Thursday, January 24, 2008
Canada Town to Put Down Pitbull
Found this article on zootoo.com. Unbelievable that this stuff happens! Are people that naive about dog breeds? Apparently so!
by Matt Van Hoven
MISSISSAGUA, Ontario – A Canadian woman's pit-bull-mix could be euthanized because of a 2005 law that bans pit bulls and “substantially similar” dogs from the Canadian province of Ontario.
Gabriela Nowakowska says she bought 10-month-old Rambo a few months ago at a flea market.
So on Christmas when the dog got out of Nowakowska's back yard and was picked up by animal control, it came to light that the she was violating that law – although she didn't know it.
Now the City of Mississagua says that either the dog be turned over to them for euthanasia or Nowakowska will need to pursue legal action. But she says she can't afford a lawsuit.
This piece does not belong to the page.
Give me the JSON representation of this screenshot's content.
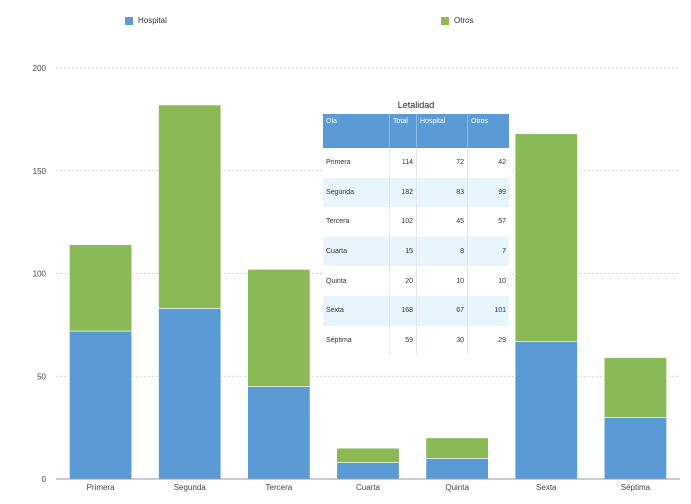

Twenty-year-old Nowakowska says she has been able to raise about $500, which should be enough to get the dog out of “jail” pending trial
The law that's gotten Rambo into this mess was passed by Premier of Ontario, Dalton McGuinty in 2005. The charge for that law was lead by another man, MP Michael Bryant. Interestingly, one Canadian source said that when Bryant was given 24 pictures of different dogs and asked to locate a pit bull, he chose a photo of a Preso Canario.
As for Rambo, it's been reported that employees at the animal control center where he's being held play with the dog regularly. Nowakowska backed that point, noting that the dog, which is a mixed-breed, is very gentle. We were unable to find any evidence that the dog has even been involved in any attacks.
Rambo's vet says it's hard to pinpoint exactly which breeds belong to the dog's heritage. The vet also said it's unclear exactly how old the dog is, but it seems to be around the 10-month mark.
All that aside, animal welfare groups and local Ward counsellors Pat Saito and Carolyn Parrish have stepped in to defend Rambo, citing the unclear wording of the law and the unfair nature of a breed ban.
Saito said dogs should be judged on their behavior, not their lineage.
Nowakowska says she's pushing to get Rambo back, and will only consider having him turned over to a rescue outside Ontario once she has exhausted the alternatives. Meantime, counsellors Saito and Parrish are working to get the dog a 24-hour reprieve for travel out of the province should he need to be relocated. That's because there's a travel ban on all pit bulls in the province, except those that are grandfathered in.
It seems unlikely that Nowakowska will get Rambo back considering overturning the law is no small undertaking. However, this is not the first time a pit bull has been booted from the province. Another dog named Bandit was relocated to Washington State not long ago. He now serves as a K-9 officer there.